The Internet Archive will provide web pages in its Wayback Machine archive with fact-checking notifications. If information on the site has been the subject of a fact check, users can go to that fact check for veracity information.
The Internet Archive provides an example of an archived CNN page about plans with the US Republican Party health care system, which had been fact-checked by Politifact. A yellow banner will appear in the Wayback Machine with a link to the fact check.
“We try to preserve our digital history, but also see the difficulties of providing access to false and misleading information from various sources.
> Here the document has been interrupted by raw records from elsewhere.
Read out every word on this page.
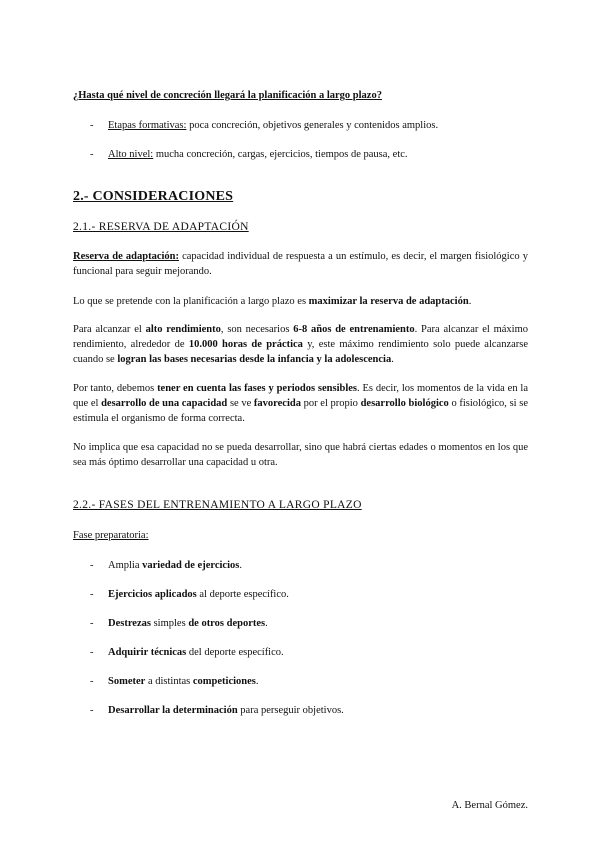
¿Hasta qué nivel de concreción llegará la planificación a largo plazo?

- Etapas formativas: poca concreción, objetivos generales y contenidos amplios.
- Alto nivel: mucha concreción, cargas, ejercicios, tiempos de pausa, etc.

2.- CONSIDERACIONES

2.1.- RESERVA DE ADAPTACIÓN

Reserva de adaptación: capacidad individual de respuesta a un estímulo, es decir, el margen fisiológico y funcional para seguir mejorando.

Lo que se pretende con la planificación a largo plazo es maximizar la reserva de adaptación.

Para alcanzar el alto rendimiento, son necesarios 6-8 años de entrenamiento. Para alcanzar el máximo rendimiento, alrededor de 10.000 horas de práctica y, este máximo rendimiento solo puede alcanzarse cuando se logran las bases necesarias desde la infancia y la adolescencia.

Por tanto, debemos tener en cuenta las fases y periodos sensibles. Es decir, los momentos de la vida en la que el desarrollo de una capacidad se ve favorecida por el propio desarrollo biológico o fisiológico, si se estimula el organismo de forma correcta.

No implica que esa capacidad no se pueda desarrollar, sino que habrá ciertas edades o momentos en los que sea más óptimo desarrollar una capacidad u otra.

2.2.- FASES DEL ENTRENAMIENTO A LARGO PLAZO

Fase preparatoria:

- Amplia variedad de ejercicios.
- Ejercicios aplicados al deporte específico.
- Destrezas simples de otros deportes.
- Adquirir técnicas del deporte específico.
- Someter a distintas competiciones.
- Desarrollar la determinación para perseguir objetivos.
A. Bernal Gómez.
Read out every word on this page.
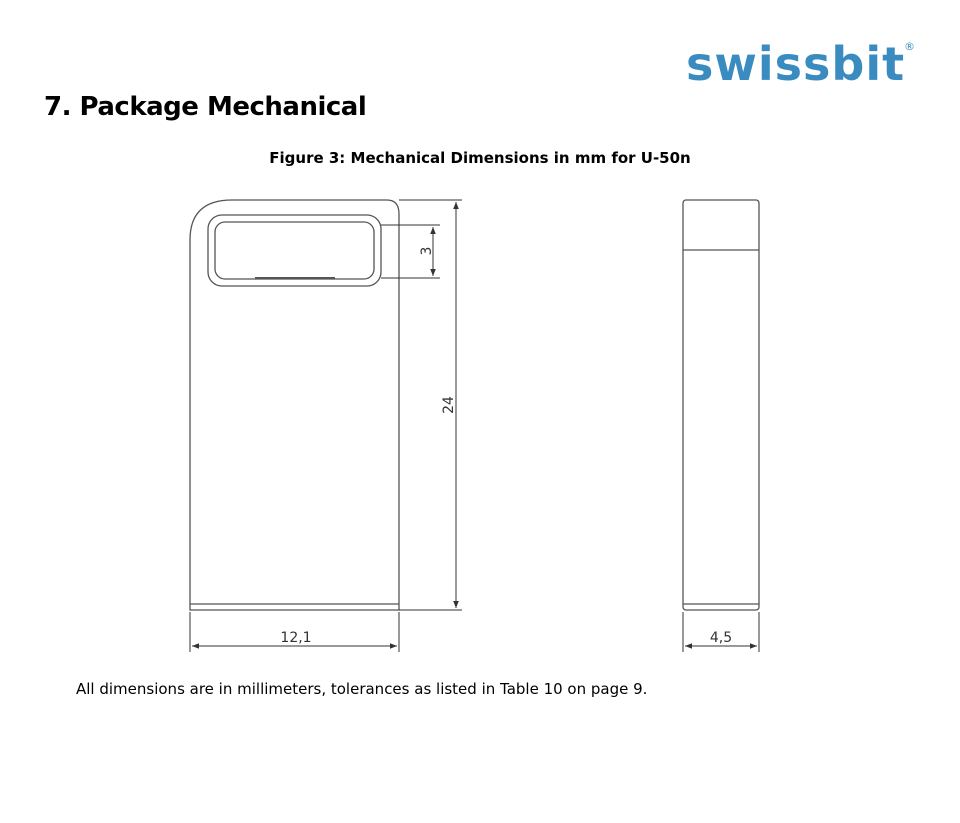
swissbit
®
7. Package Mechanical
Figure 3: Mechanical Dimensions in mm for U-50n
3
24
12,1	4,5
All dimensions are in millimeters, tolerances as listed in Table 10 on page 9.
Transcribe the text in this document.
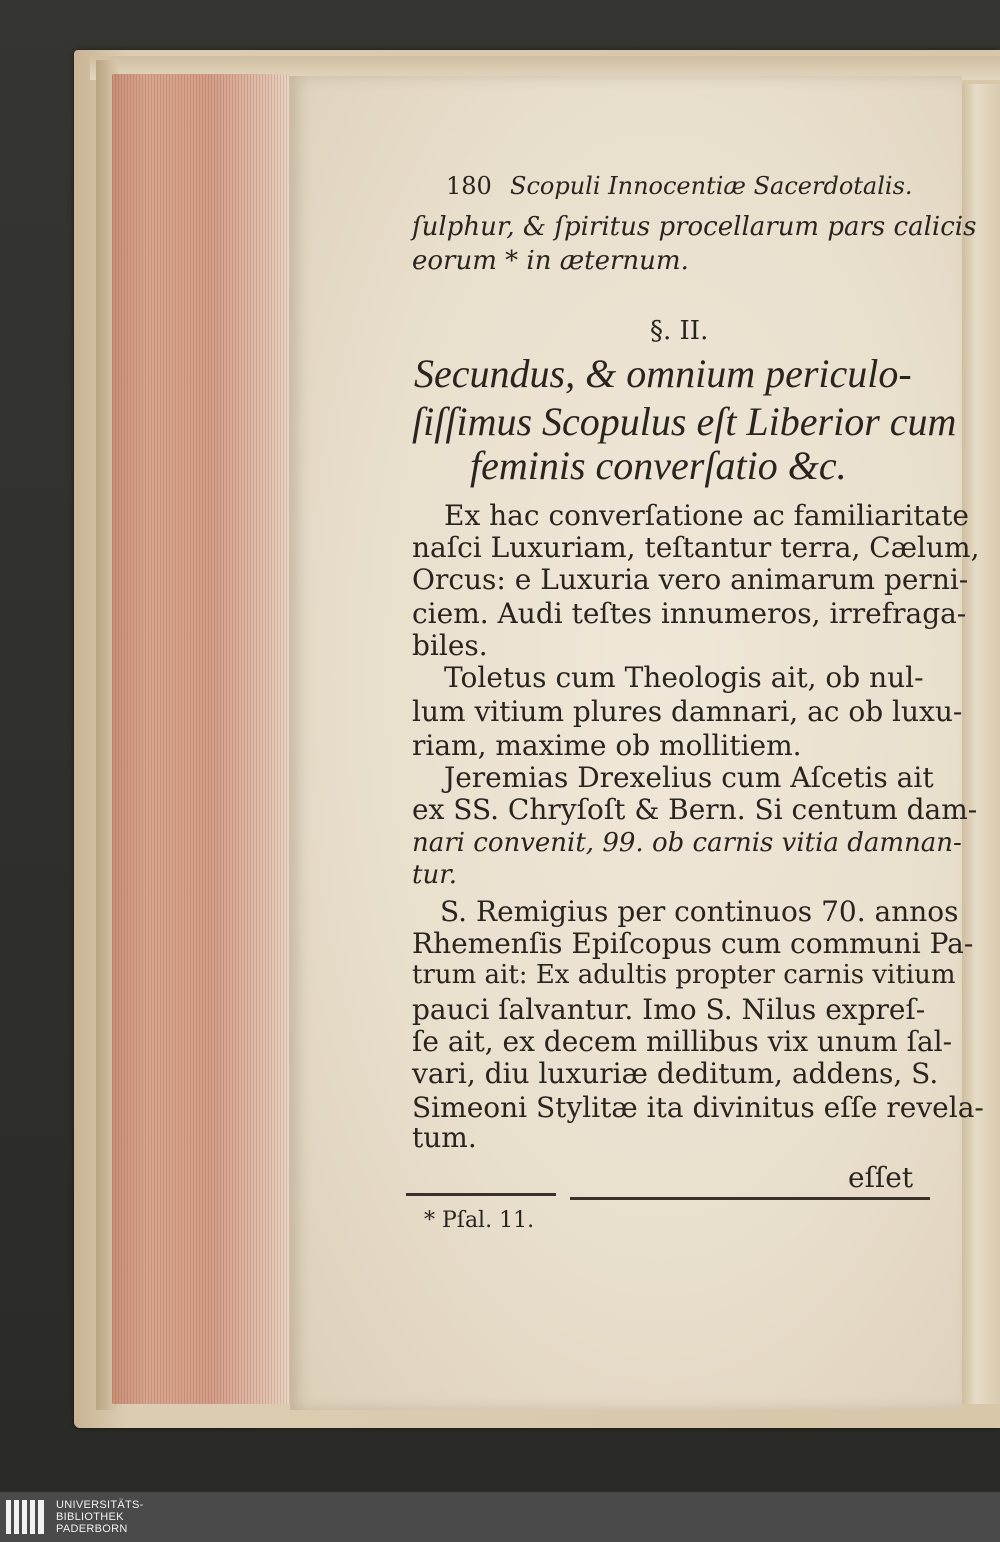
180 Scopuli Innocentiæ Sacerdotalis.
ſulphur, & ſpiritus procellarum pars calicis
eorum * in æternum.
§. II.
Secundus, & omnium periculo-
ſiſſimus Scopulus eſt Liberior cum
feminis converſatio &c.
Ex hac converſatione ac familiaritate
naſci Luxuriam, teſtantur terra, Cælum,
Orcus: e Luxuria vero animarum perni-
ciem. Audi teſtes innumeros, irrefraga-
biles.
Toletus cum Theologis ait, ob nul-
lum vitium plures damnari, ac ob luxu-
riam, maxime ob mollitiem.
Jeremias Drexelius cum Aſcetis ait
ex SS. Chryſoſt & Bern. Si centum dam-
nari convenit, 99. ob carnis vitia damnan-
tur.
S. Remigius per continuos 70. annos
Rhemenſis Epiſcopus cum communi Pa-
trum ait: Ex adultis propter carnis vitium
pauci ſalvantur. Imo S. Nilus expreſ-
ſe ait, ex decem millibus vix unum ſal-
vari, diu luxuriæ deditum, addens, S.
Simeoni Stylitæ ita divinitus eſſe revela-
tum.
eſſet
* Pſal. 11.
UNIVERSITÄTS-
BIBLIOTHEK
PADERBORN
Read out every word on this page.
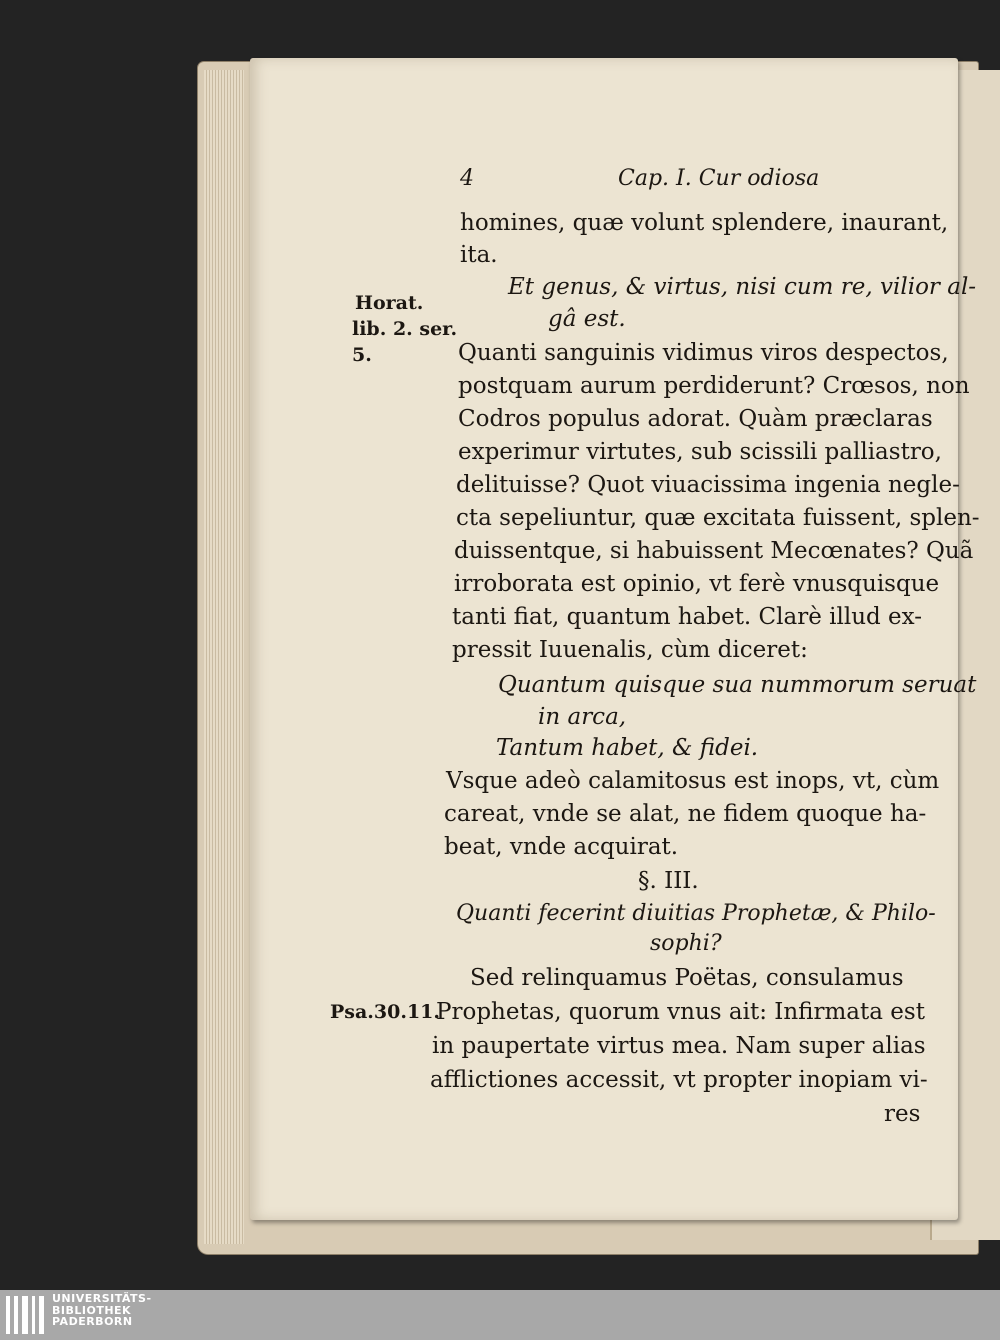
4	Cap. I. Cur odiosa
Horat.
lib. 2. ser.
5.
Psa.30.11.
homines, quæ volunt splendere, inaurant,
ita.
Et genus, & virtus, nisi cum re, vilior al-
gâ est.
Quanti sanguinis vidimus viros despectos,
postquam aurum perdiderunt? Crœsos, non
Codros populus adorat. Quàm præclaras
experimur virtutes, sub scissili palliastro,
delituisse? Quot viuacissima ingenia negle-
cta sepeliuntur, quæ excitata fuissent, splen-
duissentque, si habuissent Mecœnates? Quã
irroborata est opinio, vt ferè vnusquisque
tanti fiat, quantum habet. Clarè illud ex-
pressit Iuuenalis, cùm diceret:
Quantum quisque sua nummorum seruat
in arca,
Tantum habet, & fidei.
Vsque adeò calamitosus est inops, vt, cùm
careat, vnde se alat, ne fidem quoque ha-
beat, vnde acquirat.
§. III.
Quanti fecerint diuitias Prophetæ, & Philo-
sophi?
Sed relinquamus Poëtas, consulamus
Prophetas, quorum vnus ait: Infirmata est
in paupertate virtus mea. Nam super alias
afflictiones accessit, vt propter inopiam vi-
res
UNIVERSITÄTS-
BIBLIOTHEK
PADERBORN
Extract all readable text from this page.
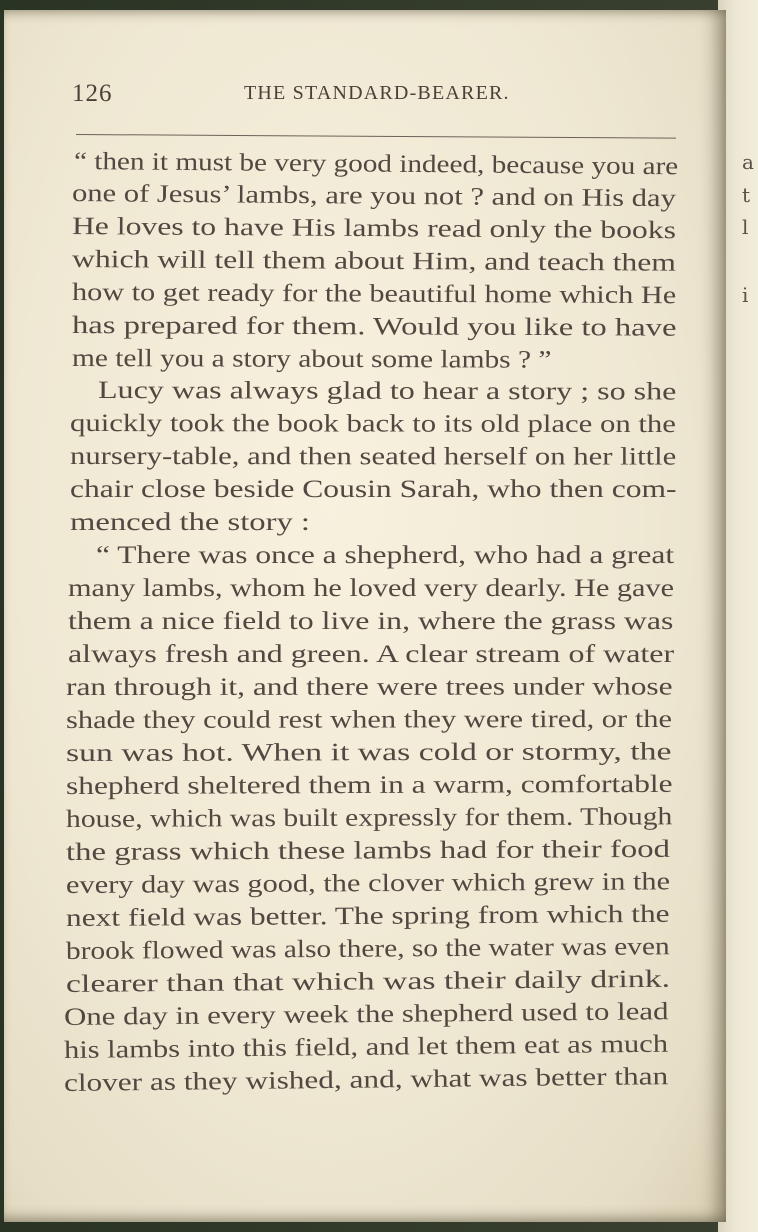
a
t
l
i
126	THE STANDARD-BEARER.
“ then it must be very good indeed, because you are
one of Jesus’ lambs, are you not ? and on His day
He loves to have His lambs read only the books
which will tell them about Him, and teach them
how to get ready for the beautiful home which He
has prepared for them. Would you like to have
me tell you a story about some lambs ? ”
Lucy was always glad to hear a story ; so she
quickly took the book back to its old place on the
nursery-table, and then seated herself on her little
chair close beside Cousin Sarah, who then com-
menced the story :
“ There was once a shepherd, who had a great
many lambs, whom he loved very dearly. He gave
them a nice field to live in, where the grass was
always fresh and green. A clear stream of water
ran through it, and there were trees under whose
shade they could rest when they were tired, or the
sun was hot. When it was cold or stormy, the
shepherd sheltered them in a warm, comfortable
house, which was built expressly for them. Though
the grass which these lambs had for their food
every day was good, the clover which grew in the
next field was better. The spring from which the
brook flowed was also there, so the water was even
clearer than that which was their daily drink.
One day in every week the shepherd used to lead
his lambs into this field, and let them eat as much
clover as they wished, and, what was better than
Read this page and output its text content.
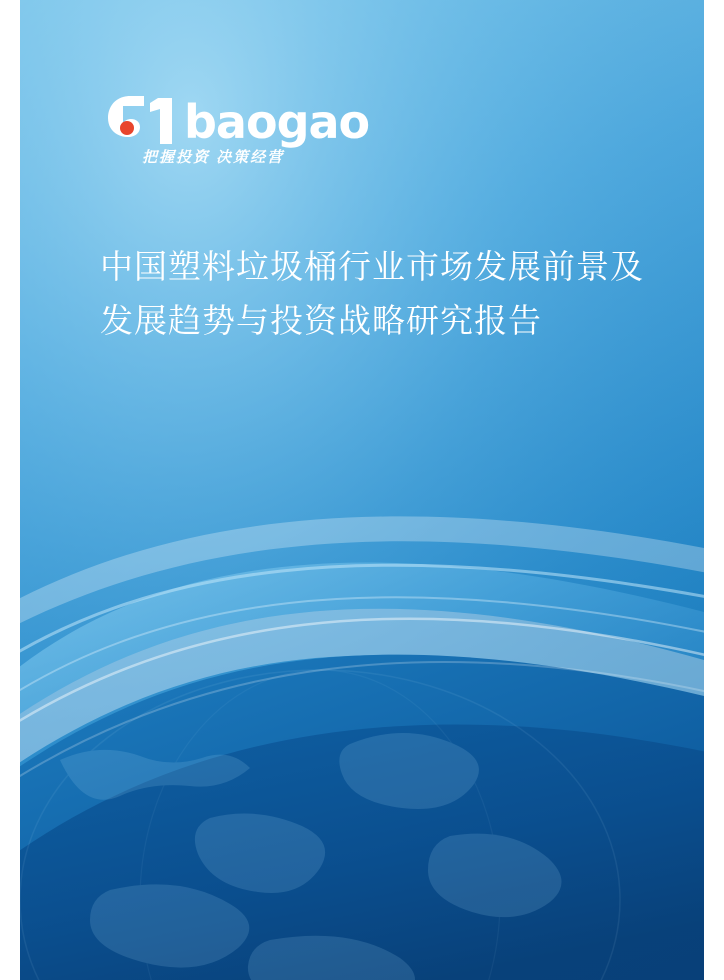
baogao
把握投资 决策经营
中国塑料垃圾桶行业市场发展前景及
发展趋势与投资战略研究报告
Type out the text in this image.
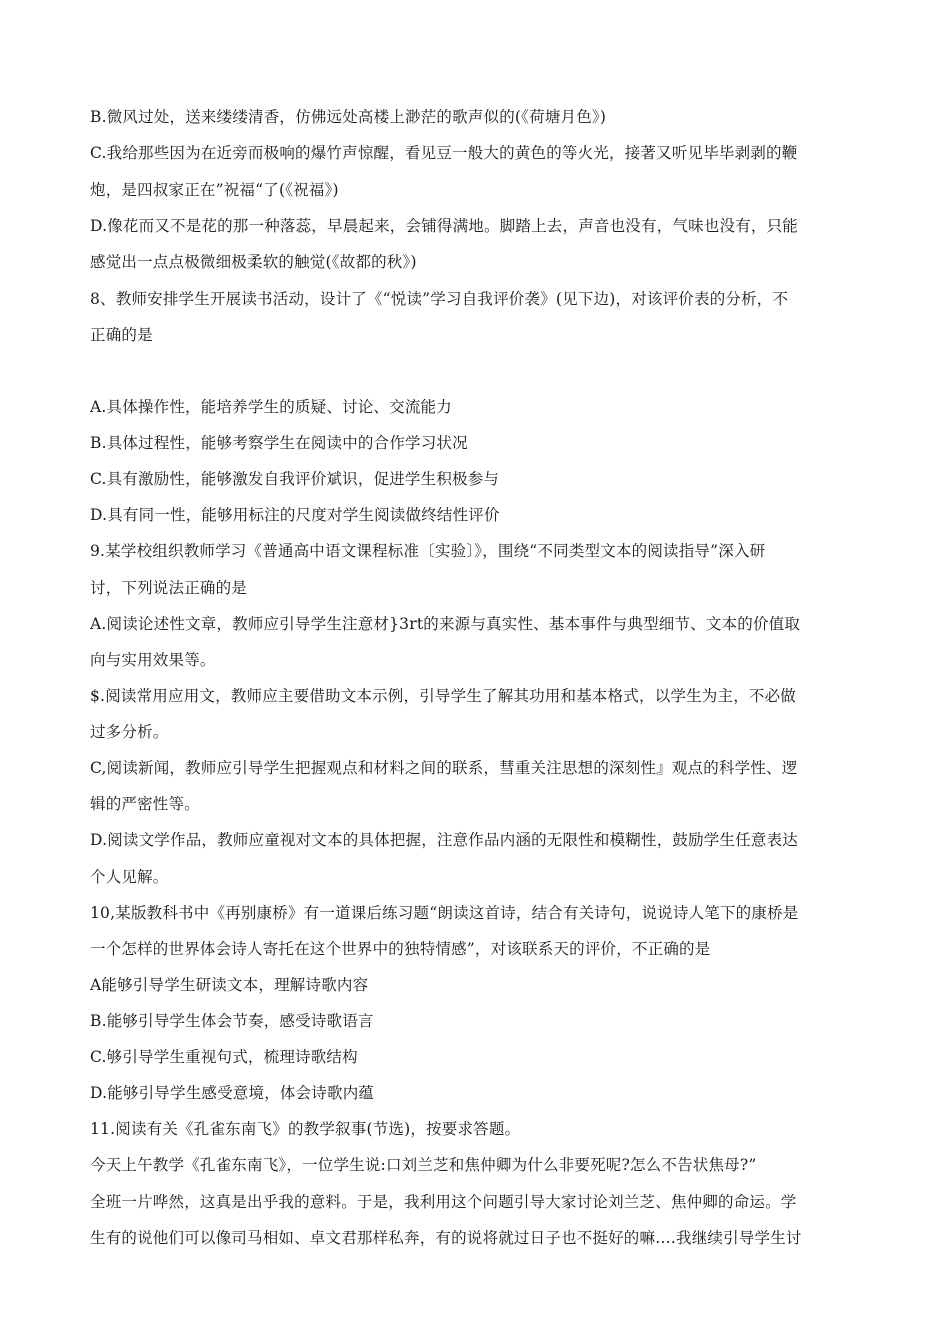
B.微风过处，送来缕缕清香，仿佛远处高楼上渺茫的歌声似的(《荷塘月色》)
C.我给那些因为在近旁而极响的爆竹声惊醒，看见豆一般大的黄色的等火光，接著又听见毕毕剥剥的鞭
炮，是四叔家正在”祝福“了(《祝福》)
D.像花而又不是花的那一种落蕊，早晨起来，会铺得满地。脚踏上去，声音也没有，气味也没有，只能
感觉出一点点极微细极柔软的触觉(《故都的秋》)
8、教师安排学生开展读书活动，设计了《“悦读”学习自我评价袭》(见下边)，对该评价表的分析，不
正确的是
A.具体操作性，能培养学生的质疑、讨论、交流能力
B.具体过程性，能够考察学生在阅读中的合作学习状况
C.具有激励性，能够激发自我评价斌识，促进学生积极参与
D.具有同一性，能够用标注的尺度对学生阅读做终结性评价
9.某学校组织教师学习《普通高中语文课程标准〔实验〕》，围绕“不同类型文本的阅读指导”深入研
讨，下列说法正确的是
A.阅读论述性文章，教师应引导学生注意材}3rt的来源与真实性、基本事件与典型细节、文本的价值取
向与实用效果等。
$.阅读常用应用文，教师应主要借助文本示例，引导学生了解其功用和基本格式，以学生为主，不必做
过多分析。
C,阅读新闻，教师应引导学生把握观点和材料之间的联系，彗重关注思想的深刻性』观点的科学性、逻
辑的严密性等。
D.阅读文学作品，教师应童视对文本的具体把握，注意作品内涵的无限性和模糊性，鼓励学生任意表达
个人见解。
10,某版教科书中《再别康桥》有一道课后练习题“朗读这首诗，结合有关诗句，说说诗人笔下的康桥是
一个怎样的世界体会诗人寄托在这个世界中的独特情感”，对该联系天的评价，不正确的是
A能够引导学生研读文本，理解诗歌内容
B.能够引导学生体会节奏，感受诗歌语言
C.够引导学生重视句式，梳理诗歌结构
D.能够引导学生感受意境，体会诗歌内蕴
11.阅读有关《孔雀东南飞》的教学叙事(节选)，按要求答题。
今天上午教学《孔雀东南飞》，一位学生说:口刘兰芝和焦仲卿为什么非要死呢?怎么不告状焦母?”
全班一片哗然，这真是出乎我的意料。于是，我利用这个问题引导大家讨论刘兰芝、焦仲卿的命运。学
生有的说他们可以像司马相如、卓文君那样私奔，有的说将就过日子也不挺好的嘛.…我继续引导学生讨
By providing useful links to contextual information, we hope that users better understand what they read in the Wayback Machine “reports the Internet Archive.
Another example provided by the internet archive concerns a message on IndyMedia that, according to research by Graphika, was part of a disinformation campaign. The Wayback Machine provides a link to that research. The Wayback Machine also archives pages that are later taken offline due to, for example, incorrect information, such as a message on Medium that violated the terms and conditions of that site. At Internet Archive that page can still be seen, but a notification reports that the article has violated Medium’s terms and conditions.
The Wayback Machine uses FactCheck.org, Check Your Fact, Lead Stories, Politifact, Washington Post Fact-Checker, AP News Fact Check, USA Today Fact Check, Graphika, Stanford Internet Observatory, and Our.news fact checks.